Not long ago, the candidate promised conservatives he would be “your vengeance.” Tuesday night, he was their victim, detailing his legal woes, getting into the weeds of each, complaining at one point that he was being investigated under the Espionage Act, “where the penalty is death.” The crowd booed.

Some were sympathetic, even Trump critics like Utah Sen. Mitt Romney, who alleged that the Manhattan DA was pursuing “a political agenda.” But even former allies, like Trump’s former White House chief of staff Mick Mulvaney, came away from the speech unimpressed.

“He had a great day with the weakness of the indictment. But this speech was just … boring,” Mulvaney told RCP. The South Carolina Republican called the remarks “a complete lost opportunity” because voters, including some who didn’t support Trump in the last election, “tuned in wanting to sympathize with him, to support him. And he gave them almost zero reason to do so.”

If Trump takes that scripted approach on the road, Mulvaney predicted that “no one will come to a rally to watch that speech.”

Opponents couldn’t contain their glee.
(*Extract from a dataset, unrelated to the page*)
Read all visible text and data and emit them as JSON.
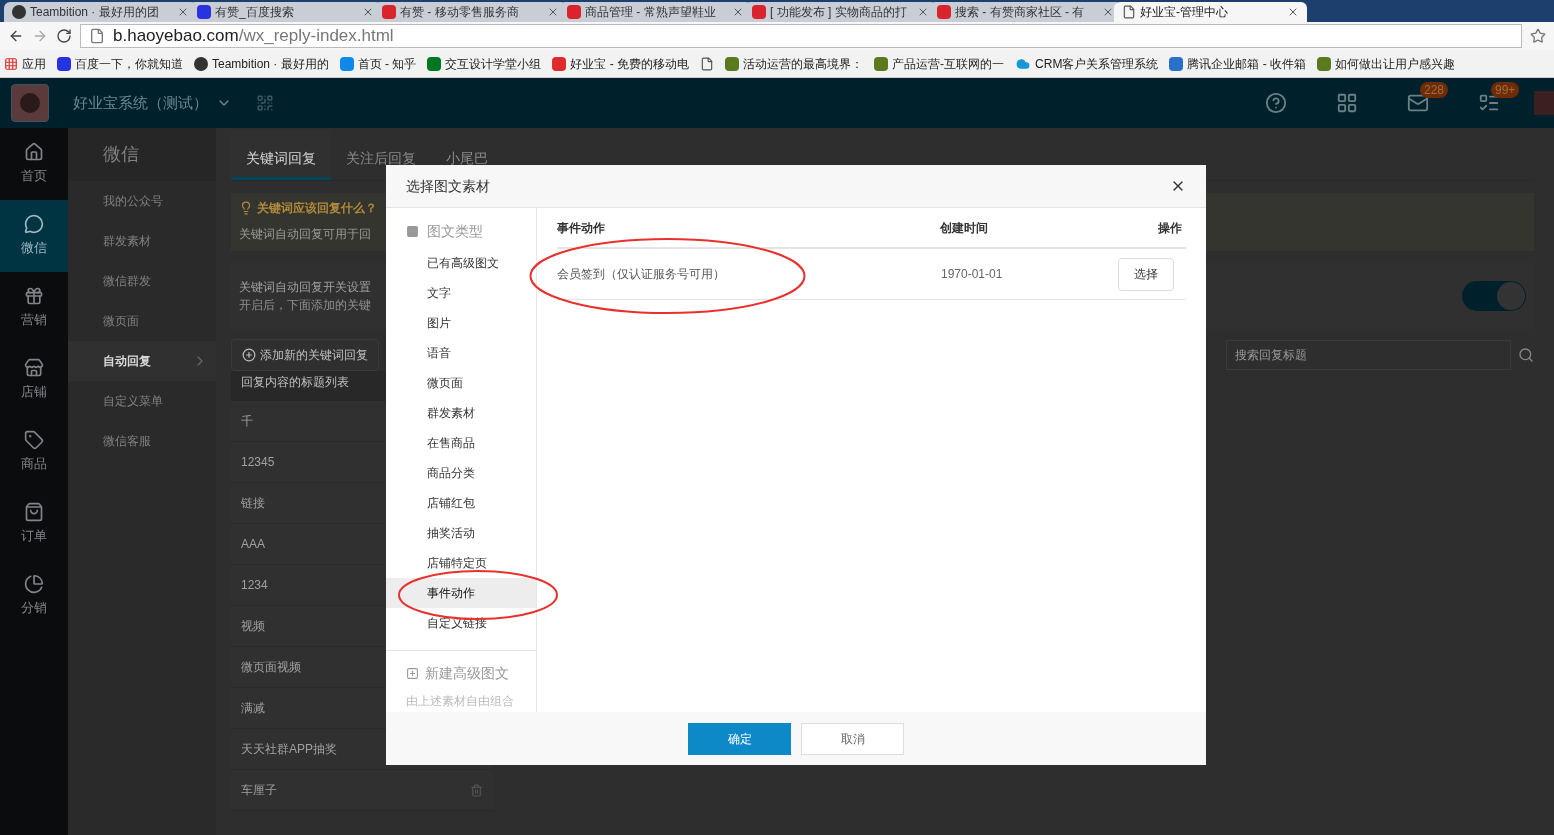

Members of the Resistance wished one another “Merry Arrestmas.” For instance, the former president’s estranged niece, Mary Trump, wrote online that she was ecstatic and focused on how “awesome it is that the first accountability domino is about to fall.”

Others warned norms broken couldn’t be so easily fixed and that indicting a former president who is beloved, or at least hesitantly accepted, by 71 million Americans could bring irreparable consequences. Ari Fleischer, who served as President George W. Bush’s press secretary, called for conservative prosecutors in red states to indict President Biden’s son Hunter because “the only way to stop this and return to the norms is for one side to realize if they go too far, the other will match them.”

While some were prescribing extra-constitutional means to preserve the republic, others on the right elevated their allegiance to Trump to an article of faith. Texas Rep. Troy Nehls made no mention of the Constitution, for instance, when he tweeted a new creed: “God. Country. Trump.” Georgia Rep. Marjorie Taylor Greene, who traveled from New York for the indictment to Florida for the speech, compared the former president to Jesus Christ, who “was arrested and murdered by the Roman government.”

At the White House, the Biden administration repeatedly refused to even mention or comment on the gathering storm now threatening to envelop the nation. But Trump acknowledged and embraced it. “With all of this being said and with a very dark cloud over our beloved country,” he concluded, “I have no doubt nevertheless, that we will make America great again.”